One-to-one candidate communication

Chris Gueldenberg July 12, 2018

Chatbots are the word of the moment, and more and more frequently we find ourselves interacting with virtual assistants. There are those who talk about them as "new apps", and those who think it is an overrated phenomenon. At the beginning of the new millennium, recruiting marketing was dominated by the advent of SEO and SEM, then social networks and social ads took over; in recent years we have witnessed the transition from desktop to mobile. After being invaded by applications to download (there are apps for everything, including apps to manage other apps), today we talk about "app fatigue" - the saturation of the market.

The type of app that knows no crisis is messaging services. To put it in numbers, in April 2018 from the Google Play Store, WhatsApp was the most downloaded app (66.34 million times worldwide), followed by Facebook Messenger (51.5 million downloads worldwide). Messaging apps have overtaken social networks: Instagram, for example, has been downloaded by "only" 25 million worldwide[1] According to the Economist, in a couple of years half of humanity will have at least one messaging app on their smartphone.

The need to communicate is part of human nature and will continue to persist over time, but we increasingly prefer a type of private communication: the post on Facebook is visible to anyone, you prefer the one-to-one message or group chat on WhatsApp or Messenger. Think about your habits: how many times a day do you open WhatsApp on average?

Be where your candidates are is therefore much more than just a vogue phrase in recruiting. Unless you are Audi or Coca-Cola, and therefore do not have a product in your portfolio that sells itself, communication is essential. Moreover, even strong brands still have to fight to safeguard their reputation by claiming, for example, that the palm oil used to make Nutella comes from sustainable plantations, and so on.

Communication in recruitment has various levels: it ranges from communication aimed at raising awareness of the brand to communication aimed at increasing applicants.

The evolution of instant messaging

Instant messaging is the most advanced medium and close to users today, but it has one flaw: it is not very scalable. Once specific volumes are reached, one-to-one communication is too expensive.

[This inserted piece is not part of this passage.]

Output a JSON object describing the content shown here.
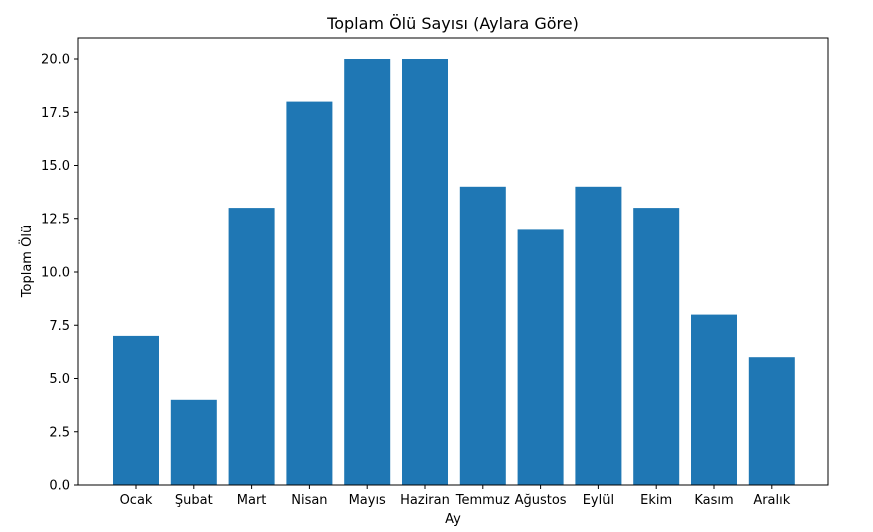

This is where chatbots come in: they allow you to automate and scale.

Chatbots can be an essential ally in increasing candidates, converting, or merely stimulating user engagement or brand awareness. They help organisations better engage with their candidates and automate repetitive tasks that recruiters have to manually perform during the hiring process. Providing a one to one communication with the candidates is crucial in the conversational age as creating a unique personalised experience will become key to stand out in your competition.   

When is it worth developing a chatbot, and of what type?

Paraphrasing a famous Apple slogan, there will soon be a bot for anything. Developing a chatbot so that it communicates with its candidates can bring many advantages, but it is not always necessary and above all, it must be structured from the objective that has to be achieved.

At jobpal, we identify specific use cases (and the most suitable strategy to achieve them effectively), depending on the phase in the Candidate Journey.

To conclude, chatbots have enormous potential, being efficient, fast and cheap. The future of instant messaging moves into this direction, aiming at a perfect union between human & robot, where human skills are enhanced and facilitated by the ability to learn machines, thanks to developments in NLP and Machine Learning.